= Bratislav Stankovic =

Bratislav Stankovic (born 1963) is a multidisciplinary professor of law & biotechnology, and a registered U.S. patent attorney. Stankovic is the author of more than 100 peer-reviewed articles, books, book chapters, government and international reports on law, science and policy related to innovation, patents, technology transfer, bioethics, research ethics, reproductive technologies, stem cells, and plant space biology.

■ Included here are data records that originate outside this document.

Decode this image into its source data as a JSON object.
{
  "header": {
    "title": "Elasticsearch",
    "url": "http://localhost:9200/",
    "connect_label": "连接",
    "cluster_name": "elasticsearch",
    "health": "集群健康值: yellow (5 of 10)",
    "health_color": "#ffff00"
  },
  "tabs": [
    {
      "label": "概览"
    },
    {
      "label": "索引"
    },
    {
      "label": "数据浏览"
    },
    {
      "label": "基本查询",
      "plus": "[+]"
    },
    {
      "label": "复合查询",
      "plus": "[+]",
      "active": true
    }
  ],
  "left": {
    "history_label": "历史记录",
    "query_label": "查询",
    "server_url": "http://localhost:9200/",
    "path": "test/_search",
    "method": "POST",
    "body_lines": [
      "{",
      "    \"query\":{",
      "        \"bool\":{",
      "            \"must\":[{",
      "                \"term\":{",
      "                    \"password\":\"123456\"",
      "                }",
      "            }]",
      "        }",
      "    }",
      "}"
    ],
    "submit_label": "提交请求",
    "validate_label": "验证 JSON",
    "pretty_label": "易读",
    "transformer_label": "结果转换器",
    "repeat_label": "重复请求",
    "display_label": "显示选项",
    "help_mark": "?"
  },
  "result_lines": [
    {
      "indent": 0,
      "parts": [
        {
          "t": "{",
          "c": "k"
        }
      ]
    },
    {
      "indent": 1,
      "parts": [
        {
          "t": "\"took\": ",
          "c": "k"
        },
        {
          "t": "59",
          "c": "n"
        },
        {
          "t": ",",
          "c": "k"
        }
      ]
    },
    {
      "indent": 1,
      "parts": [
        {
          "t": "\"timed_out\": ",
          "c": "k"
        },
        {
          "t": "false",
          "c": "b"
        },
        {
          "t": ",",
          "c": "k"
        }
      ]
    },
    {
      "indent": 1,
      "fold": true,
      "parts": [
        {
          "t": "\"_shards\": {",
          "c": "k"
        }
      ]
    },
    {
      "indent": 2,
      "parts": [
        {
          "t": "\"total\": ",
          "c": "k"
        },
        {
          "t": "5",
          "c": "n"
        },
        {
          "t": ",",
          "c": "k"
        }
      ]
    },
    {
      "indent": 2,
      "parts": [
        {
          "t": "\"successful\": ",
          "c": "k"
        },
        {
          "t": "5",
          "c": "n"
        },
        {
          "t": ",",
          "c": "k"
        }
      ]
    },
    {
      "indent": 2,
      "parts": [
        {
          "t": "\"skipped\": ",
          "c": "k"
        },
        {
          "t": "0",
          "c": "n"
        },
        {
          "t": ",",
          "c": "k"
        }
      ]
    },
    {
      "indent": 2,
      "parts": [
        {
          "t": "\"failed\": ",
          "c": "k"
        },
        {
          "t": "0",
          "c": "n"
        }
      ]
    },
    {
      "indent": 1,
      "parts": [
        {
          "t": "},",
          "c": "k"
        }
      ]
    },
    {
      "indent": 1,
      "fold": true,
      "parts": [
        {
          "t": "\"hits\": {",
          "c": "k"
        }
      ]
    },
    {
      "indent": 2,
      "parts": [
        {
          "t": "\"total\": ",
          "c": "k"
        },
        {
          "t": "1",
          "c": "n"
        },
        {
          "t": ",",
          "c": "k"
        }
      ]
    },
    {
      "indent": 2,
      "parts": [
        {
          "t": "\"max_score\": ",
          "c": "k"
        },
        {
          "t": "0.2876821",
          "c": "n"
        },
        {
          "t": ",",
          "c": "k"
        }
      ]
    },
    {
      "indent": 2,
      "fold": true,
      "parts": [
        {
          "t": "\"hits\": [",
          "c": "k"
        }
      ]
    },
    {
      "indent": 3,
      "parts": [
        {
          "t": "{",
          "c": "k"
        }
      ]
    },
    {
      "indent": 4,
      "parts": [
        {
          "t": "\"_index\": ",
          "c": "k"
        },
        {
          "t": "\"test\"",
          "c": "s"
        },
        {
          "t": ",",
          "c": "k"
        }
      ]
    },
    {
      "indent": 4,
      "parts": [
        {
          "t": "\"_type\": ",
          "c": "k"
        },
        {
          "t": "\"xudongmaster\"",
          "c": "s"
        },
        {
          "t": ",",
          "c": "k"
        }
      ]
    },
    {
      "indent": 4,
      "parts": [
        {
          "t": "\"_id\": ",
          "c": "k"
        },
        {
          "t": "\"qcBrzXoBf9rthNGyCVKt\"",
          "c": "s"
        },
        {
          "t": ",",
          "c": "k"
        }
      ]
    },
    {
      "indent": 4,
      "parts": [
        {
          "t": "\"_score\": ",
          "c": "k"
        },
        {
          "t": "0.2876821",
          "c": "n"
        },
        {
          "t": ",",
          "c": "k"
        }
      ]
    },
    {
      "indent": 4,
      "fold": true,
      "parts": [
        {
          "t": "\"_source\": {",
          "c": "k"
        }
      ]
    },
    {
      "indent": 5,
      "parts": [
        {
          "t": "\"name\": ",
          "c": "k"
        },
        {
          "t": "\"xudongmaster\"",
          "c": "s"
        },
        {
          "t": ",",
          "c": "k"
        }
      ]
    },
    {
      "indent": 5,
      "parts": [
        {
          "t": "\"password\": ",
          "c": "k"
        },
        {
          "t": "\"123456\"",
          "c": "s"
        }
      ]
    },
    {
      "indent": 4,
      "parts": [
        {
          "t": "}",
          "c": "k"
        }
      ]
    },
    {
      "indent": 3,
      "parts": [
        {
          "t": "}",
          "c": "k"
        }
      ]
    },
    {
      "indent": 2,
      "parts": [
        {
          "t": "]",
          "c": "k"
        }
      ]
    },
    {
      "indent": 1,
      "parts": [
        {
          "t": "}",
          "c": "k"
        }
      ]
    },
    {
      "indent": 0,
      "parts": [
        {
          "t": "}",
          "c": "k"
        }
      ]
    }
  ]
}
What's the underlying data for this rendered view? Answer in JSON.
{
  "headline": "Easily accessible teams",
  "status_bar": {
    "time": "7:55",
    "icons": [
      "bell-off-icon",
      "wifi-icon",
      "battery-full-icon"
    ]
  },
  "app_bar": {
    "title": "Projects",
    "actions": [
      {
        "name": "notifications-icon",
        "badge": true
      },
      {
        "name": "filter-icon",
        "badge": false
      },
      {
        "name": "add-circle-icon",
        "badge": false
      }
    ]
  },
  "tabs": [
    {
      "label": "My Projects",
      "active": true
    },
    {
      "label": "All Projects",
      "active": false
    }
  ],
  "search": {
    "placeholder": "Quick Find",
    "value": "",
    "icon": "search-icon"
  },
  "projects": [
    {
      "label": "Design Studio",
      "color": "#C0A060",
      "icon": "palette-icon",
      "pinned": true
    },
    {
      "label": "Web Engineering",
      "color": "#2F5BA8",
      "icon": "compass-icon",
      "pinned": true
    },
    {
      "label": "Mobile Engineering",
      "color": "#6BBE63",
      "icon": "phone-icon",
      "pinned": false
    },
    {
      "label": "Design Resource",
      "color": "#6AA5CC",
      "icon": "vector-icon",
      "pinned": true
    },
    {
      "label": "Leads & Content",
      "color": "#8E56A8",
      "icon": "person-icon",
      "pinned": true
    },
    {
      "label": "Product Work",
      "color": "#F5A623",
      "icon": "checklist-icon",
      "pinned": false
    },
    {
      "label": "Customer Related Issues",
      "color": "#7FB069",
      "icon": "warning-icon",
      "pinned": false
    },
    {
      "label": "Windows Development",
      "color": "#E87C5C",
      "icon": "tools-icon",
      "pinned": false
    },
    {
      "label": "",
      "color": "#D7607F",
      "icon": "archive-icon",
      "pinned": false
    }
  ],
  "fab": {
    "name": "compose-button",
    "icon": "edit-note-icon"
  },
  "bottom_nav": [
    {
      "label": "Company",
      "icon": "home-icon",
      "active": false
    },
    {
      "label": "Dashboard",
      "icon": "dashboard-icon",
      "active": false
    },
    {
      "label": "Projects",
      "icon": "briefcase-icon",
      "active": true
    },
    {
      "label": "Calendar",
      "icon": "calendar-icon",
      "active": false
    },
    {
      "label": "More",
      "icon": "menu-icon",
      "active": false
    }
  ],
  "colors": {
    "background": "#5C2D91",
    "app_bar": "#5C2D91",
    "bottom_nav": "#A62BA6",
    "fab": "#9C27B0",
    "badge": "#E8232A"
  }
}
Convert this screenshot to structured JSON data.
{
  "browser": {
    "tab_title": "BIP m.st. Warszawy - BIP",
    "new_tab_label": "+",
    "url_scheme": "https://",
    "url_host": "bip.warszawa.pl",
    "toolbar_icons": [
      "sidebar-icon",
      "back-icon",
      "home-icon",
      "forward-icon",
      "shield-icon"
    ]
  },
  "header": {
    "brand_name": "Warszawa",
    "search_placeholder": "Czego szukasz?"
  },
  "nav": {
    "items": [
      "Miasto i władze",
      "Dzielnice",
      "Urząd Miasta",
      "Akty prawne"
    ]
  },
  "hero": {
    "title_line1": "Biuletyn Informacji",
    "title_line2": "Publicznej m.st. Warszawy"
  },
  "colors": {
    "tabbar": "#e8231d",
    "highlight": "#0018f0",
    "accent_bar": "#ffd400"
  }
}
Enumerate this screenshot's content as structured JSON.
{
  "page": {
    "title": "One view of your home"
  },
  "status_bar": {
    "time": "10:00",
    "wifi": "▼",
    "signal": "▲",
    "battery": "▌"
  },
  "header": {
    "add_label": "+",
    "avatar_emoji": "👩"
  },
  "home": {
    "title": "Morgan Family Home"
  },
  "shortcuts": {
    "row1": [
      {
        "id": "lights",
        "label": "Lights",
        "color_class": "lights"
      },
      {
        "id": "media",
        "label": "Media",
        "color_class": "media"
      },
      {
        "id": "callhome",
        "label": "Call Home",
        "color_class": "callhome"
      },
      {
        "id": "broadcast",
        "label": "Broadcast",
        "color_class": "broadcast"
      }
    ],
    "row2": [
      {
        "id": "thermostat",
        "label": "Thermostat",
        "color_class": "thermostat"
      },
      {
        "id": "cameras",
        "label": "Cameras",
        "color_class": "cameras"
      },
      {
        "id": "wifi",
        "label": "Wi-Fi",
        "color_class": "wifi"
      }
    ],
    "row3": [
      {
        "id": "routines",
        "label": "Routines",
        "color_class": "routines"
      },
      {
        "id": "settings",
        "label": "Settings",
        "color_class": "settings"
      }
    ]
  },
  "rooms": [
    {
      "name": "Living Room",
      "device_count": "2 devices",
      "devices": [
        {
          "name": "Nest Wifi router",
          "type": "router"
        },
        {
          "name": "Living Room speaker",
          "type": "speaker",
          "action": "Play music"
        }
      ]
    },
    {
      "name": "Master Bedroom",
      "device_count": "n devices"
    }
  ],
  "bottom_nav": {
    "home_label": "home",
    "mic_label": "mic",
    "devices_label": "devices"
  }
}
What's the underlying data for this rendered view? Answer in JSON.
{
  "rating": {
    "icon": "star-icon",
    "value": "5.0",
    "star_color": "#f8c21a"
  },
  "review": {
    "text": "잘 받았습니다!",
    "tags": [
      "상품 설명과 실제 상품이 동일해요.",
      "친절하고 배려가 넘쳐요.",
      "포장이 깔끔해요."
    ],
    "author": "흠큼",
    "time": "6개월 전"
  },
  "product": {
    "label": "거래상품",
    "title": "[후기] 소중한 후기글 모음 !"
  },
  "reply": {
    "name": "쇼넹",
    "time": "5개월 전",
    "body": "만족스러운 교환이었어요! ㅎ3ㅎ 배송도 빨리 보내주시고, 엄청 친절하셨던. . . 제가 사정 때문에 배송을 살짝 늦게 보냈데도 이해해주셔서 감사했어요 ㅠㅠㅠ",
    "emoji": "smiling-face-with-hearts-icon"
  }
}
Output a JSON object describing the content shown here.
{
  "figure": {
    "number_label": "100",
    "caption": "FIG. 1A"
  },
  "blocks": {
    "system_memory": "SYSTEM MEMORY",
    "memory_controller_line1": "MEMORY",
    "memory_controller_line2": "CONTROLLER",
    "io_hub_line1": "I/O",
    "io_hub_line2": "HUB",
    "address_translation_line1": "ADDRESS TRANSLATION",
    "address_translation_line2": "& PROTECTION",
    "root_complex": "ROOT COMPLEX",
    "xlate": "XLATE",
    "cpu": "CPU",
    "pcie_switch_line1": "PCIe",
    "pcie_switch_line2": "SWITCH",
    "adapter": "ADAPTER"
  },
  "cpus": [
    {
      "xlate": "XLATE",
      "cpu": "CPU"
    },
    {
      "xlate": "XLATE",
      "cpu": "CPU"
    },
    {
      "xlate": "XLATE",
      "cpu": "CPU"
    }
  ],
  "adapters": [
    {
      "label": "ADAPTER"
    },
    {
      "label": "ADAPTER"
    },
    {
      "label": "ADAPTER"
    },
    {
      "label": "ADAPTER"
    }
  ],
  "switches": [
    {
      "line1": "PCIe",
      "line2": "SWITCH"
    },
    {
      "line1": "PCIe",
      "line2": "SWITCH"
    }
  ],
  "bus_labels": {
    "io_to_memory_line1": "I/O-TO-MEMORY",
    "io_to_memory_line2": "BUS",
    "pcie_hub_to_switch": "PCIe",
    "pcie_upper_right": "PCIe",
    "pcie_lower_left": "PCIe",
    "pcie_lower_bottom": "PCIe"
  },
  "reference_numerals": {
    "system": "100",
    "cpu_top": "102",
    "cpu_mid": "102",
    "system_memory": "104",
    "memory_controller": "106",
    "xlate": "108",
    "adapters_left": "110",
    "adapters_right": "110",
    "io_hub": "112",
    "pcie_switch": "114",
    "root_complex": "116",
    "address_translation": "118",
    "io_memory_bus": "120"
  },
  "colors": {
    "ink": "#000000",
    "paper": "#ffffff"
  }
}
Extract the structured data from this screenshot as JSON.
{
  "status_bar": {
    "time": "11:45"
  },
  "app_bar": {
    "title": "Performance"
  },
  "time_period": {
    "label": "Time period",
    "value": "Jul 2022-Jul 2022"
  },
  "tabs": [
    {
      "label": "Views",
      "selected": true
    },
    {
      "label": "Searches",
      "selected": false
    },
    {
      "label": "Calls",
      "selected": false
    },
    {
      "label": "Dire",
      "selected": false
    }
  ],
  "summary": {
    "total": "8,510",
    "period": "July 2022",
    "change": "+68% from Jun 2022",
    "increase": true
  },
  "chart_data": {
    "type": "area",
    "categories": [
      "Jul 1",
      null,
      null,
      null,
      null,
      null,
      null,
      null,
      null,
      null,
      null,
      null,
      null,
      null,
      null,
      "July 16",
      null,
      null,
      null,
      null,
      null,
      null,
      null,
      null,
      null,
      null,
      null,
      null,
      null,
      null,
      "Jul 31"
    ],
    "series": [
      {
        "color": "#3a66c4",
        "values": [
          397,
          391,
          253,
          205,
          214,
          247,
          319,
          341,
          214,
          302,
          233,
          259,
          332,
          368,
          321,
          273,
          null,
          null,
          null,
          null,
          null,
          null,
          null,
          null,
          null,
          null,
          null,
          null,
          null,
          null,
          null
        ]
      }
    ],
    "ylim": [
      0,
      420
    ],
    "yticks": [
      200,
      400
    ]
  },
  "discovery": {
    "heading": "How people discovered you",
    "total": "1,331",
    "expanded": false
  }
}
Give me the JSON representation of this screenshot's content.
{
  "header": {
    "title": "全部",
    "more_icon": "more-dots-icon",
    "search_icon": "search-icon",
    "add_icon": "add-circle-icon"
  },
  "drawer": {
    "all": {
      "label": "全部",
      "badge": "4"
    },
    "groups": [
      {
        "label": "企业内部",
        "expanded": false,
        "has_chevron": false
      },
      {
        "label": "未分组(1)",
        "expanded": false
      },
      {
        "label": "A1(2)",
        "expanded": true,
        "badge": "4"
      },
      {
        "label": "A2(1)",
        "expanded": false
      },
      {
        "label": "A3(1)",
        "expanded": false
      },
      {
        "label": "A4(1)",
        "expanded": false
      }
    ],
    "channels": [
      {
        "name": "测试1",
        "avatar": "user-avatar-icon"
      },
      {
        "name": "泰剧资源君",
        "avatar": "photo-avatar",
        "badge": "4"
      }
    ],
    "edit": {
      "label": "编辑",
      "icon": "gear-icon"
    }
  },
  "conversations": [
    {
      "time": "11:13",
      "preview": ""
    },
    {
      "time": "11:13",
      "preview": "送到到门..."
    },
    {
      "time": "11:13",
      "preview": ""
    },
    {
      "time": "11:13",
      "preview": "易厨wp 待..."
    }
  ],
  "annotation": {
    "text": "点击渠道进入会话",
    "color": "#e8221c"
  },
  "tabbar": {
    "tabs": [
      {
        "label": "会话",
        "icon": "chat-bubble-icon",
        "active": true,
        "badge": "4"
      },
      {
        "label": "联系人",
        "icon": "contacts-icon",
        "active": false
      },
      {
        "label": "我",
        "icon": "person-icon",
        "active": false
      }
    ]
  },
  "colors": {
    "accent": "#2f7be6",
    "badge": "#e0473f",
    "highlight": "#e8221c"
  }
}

Stankovic has over 30 years of experience as a scientist, including 5 years as a Chief Scientist at the NASA-funded Wisconsin Center for Space Automation and Robotics, University of Wisconsin-Madison, where he was the principal investigator for experiments on the Space Shuttle and the International Space Station. He is a U.S. Fulbright Scholar. He is also the only recipient in Macedonia of a FP7 Marie Curie International Reintegration Grant, in this category of almost 7,000 grants awarded in Europe. Stankovic is ranked in the top 5% SSRN authors.

Bratislav Stankovic taught patent law at Loyola University Chicago School of Law and cell biology at North Carolina State University. In 2009-2014 he also served as a Science & Technology Advisor to the President of Macedonia Dr.Gjorge Ivanov.

Stankovic earned his Master of Science in plant physiology from the University of Novi Sad in 1991, his PhD in biological sciences from the University of Nebraska–Lincoln in 1994, and his juris doctor from University of Wisconsin-Madison in 2004.